The Dog Who Looks Both Ways


There are no street names in Costa Rica. There are no house numbers. There are no mailboxes.

Ok…so how do you get around? How do you receive mail?

Directions are geared toward the locals. A block is referred to as “100 metros”. I live 75 meters north of the Musmanni Bakery, in front of the Catholic Church. The school I work at is 400 meters south of the Panasonic Factory. These are the simple addresses.

In the city of Alajuela, a movie theater is used as a landmark. The only problem is that the movie theater has been torn down and a bank currently stands in its spot. The “Cine Alajuela” no longer exists, yet it’s used in addresses all the same. In the San Pedro section of San Jose, there was a big tree, called “higueron”, which people used for directions, and although it too has long since been gone (for a good twenty years), all Ticos know it as a landmark, even the people who deliver mail.

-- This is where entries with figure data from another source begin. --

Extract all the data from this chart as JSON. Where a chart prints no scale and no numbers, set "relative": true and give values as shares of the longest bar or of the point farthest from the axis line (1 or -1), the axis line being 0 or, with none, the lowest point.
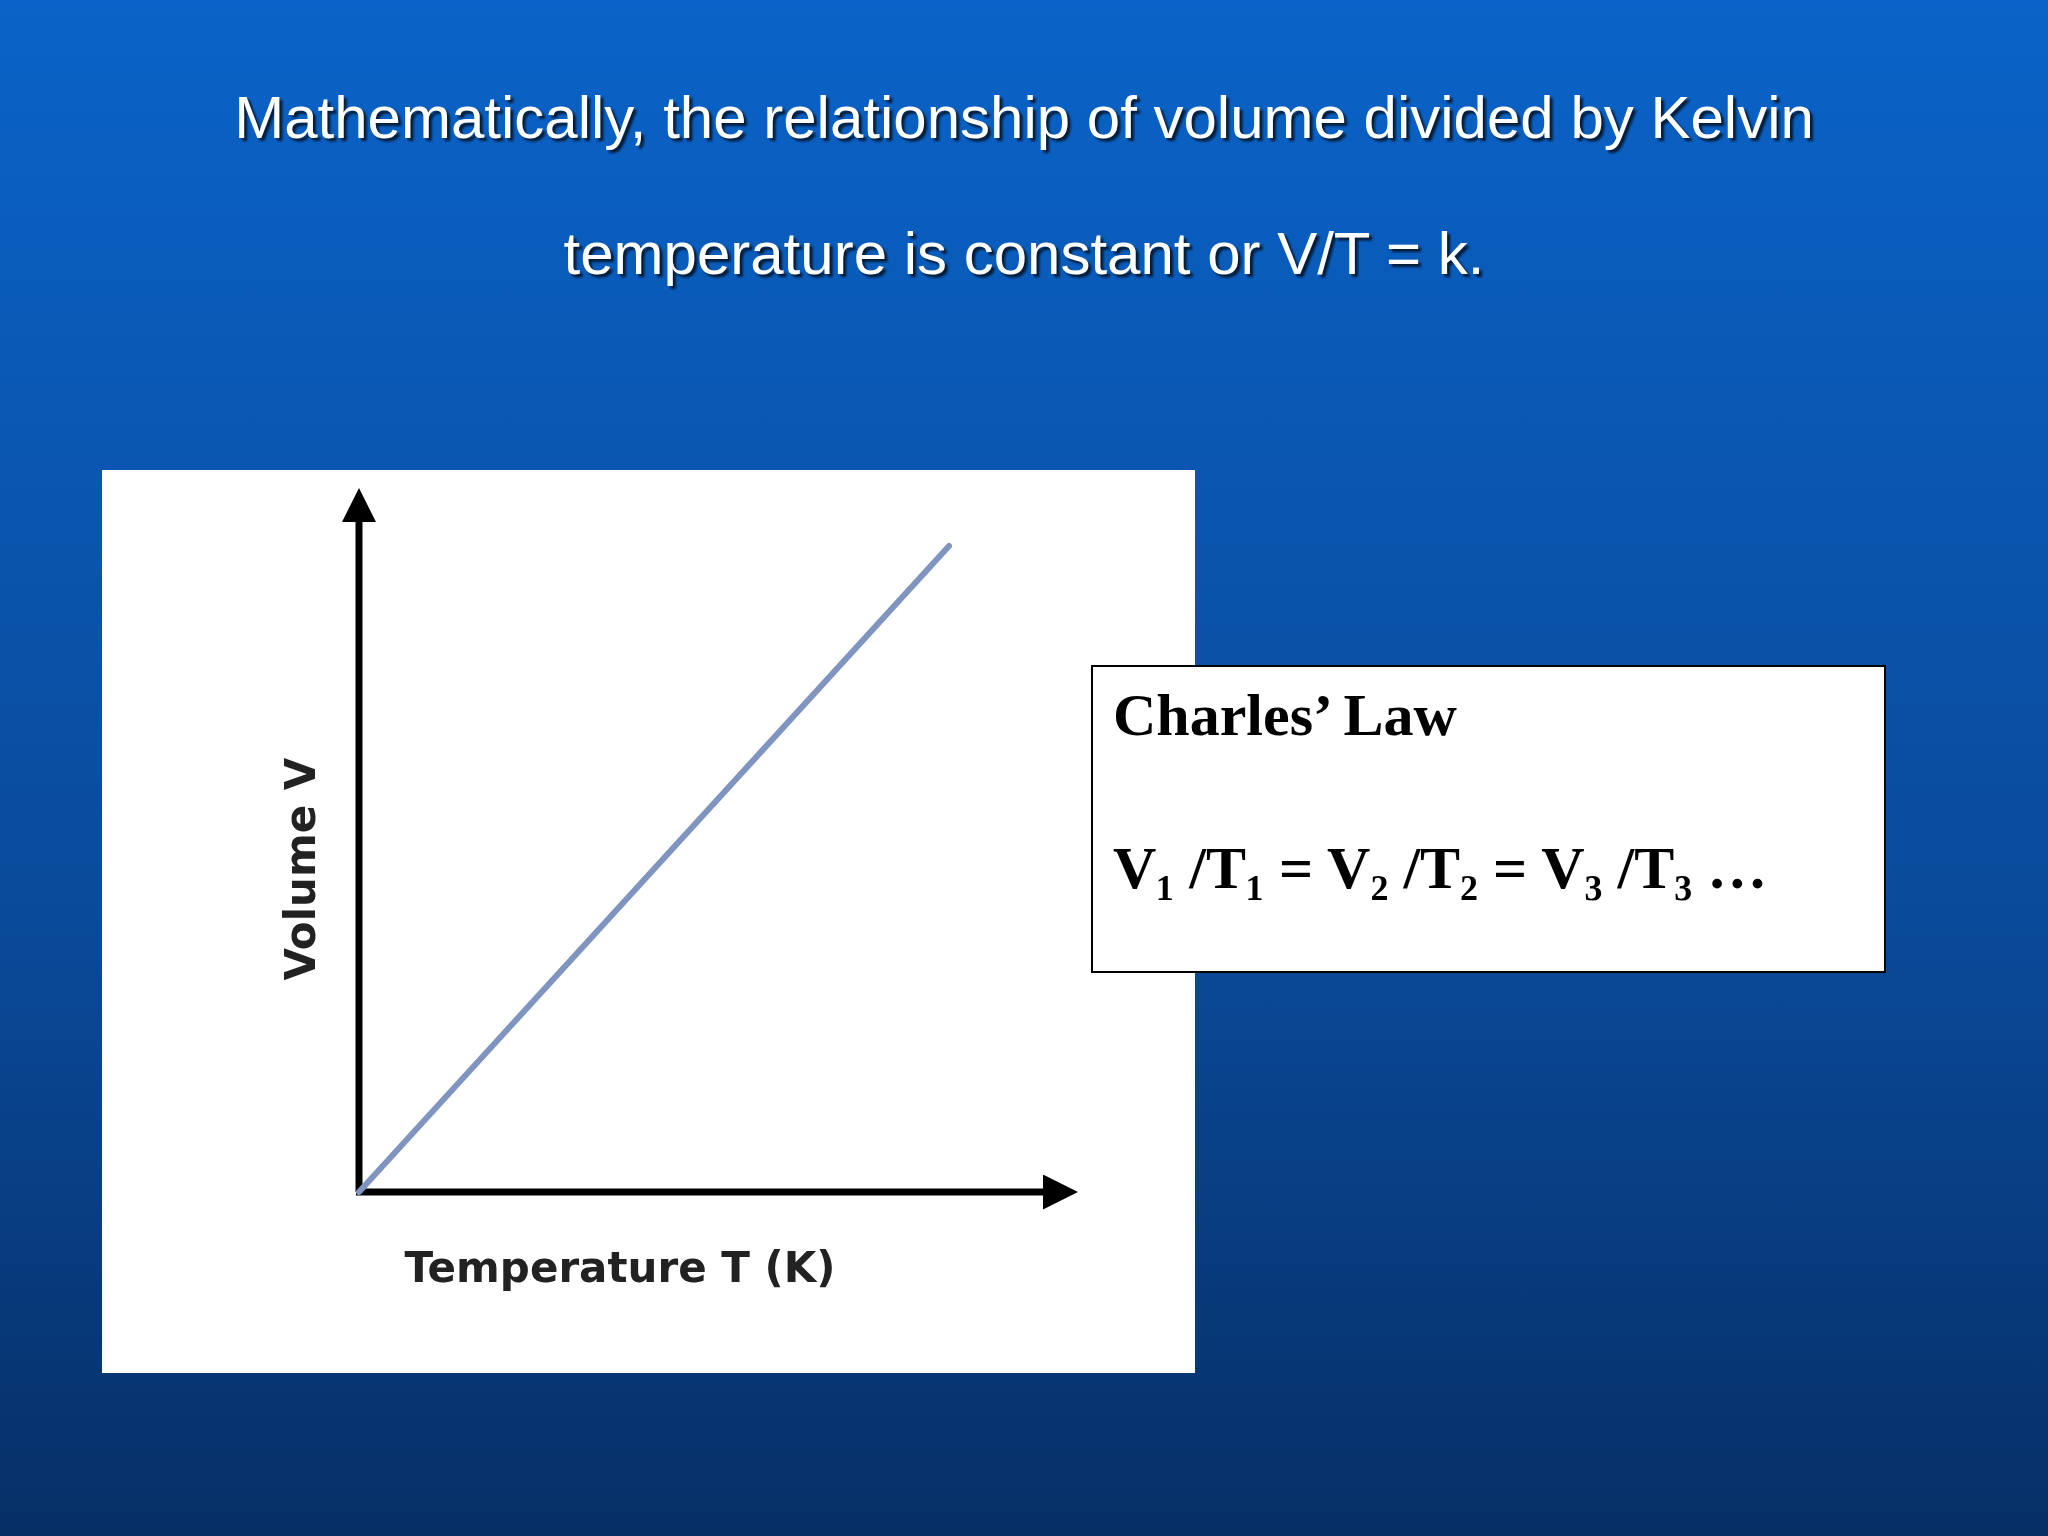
{
  "chart_data": [
    {
      "type": "line",
      "title": "Mathematically, the relationship of volume divided by Kelvin temperature is constant or V/T = k.",
      "xlabel": "Temperature T (K)",
      "ylabel": "Volume V",
      "relative": true,
      "categories": [
        null,
        null
      ],
      "series": [
        {
          "color": "#8094c0",
          "values": [
            0,
            1
          ]
        }
      ]
    },
    {
      "type": "other",
      "title": "Charles’ Law",
      "annotations": [
        "V₁ /T₁  = V₂ /T₂ = V₃ /T₃ …"
      ]
    }
  ]
}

There are no “mailmen” per say. To receive bills, for example, a representative from the company slips them through your door (or through the bars that surround it, which are there to keep out intruders). Unless you use FedEx, which can be up to $150 a package, sending mail outside the country can take weeks, even months to be sent, if it’s delivered at all.

The driving here is more aggressive than in the States (even in New York). One of the major differences is that in Costa Rica, pedestrians do not have the right of way. Cars zoom down streets and motorcycles weave in and out of traffic as people search for an opening to cross the intersection. Not only are people accustomed to this way of life, even the stray dogs that roam the streets know to look both ways when they cross.

Foreigners often seem perplexed by the directions, mail, and traffic patterns in this country. It’s the same way in Nicaragua as well, though not in Panama, a country created by the United States for transportation of goods. When I first came to this region, I found these differences particularly striking when compared to the US. Yet the more I thought about them, the more I made sense of it all. With directions like “seventy five meters south of the bakery”, sure people need to know where the bakery is, but they also need to know where south is. It’s harder to forget the four points of the compass when that’s what’s used to get around. This can only help develop an innate sense of direction.

One thing every expat learns is that there are many ways of looking at the world. Living abroad forces you to see things from a different perspective. This cultivates open-mindedness but it also creates challenges. It’s easy to see things as black and white, good and evil; it is harder to accept a world filled with murky complexities. Being pushed out of your comfort zone is certainly part of the experience of living abroad. but maybe this is something we all have to face. We are always changing, learning, adapting to our surroundings. Even the dogs learn to look both ways.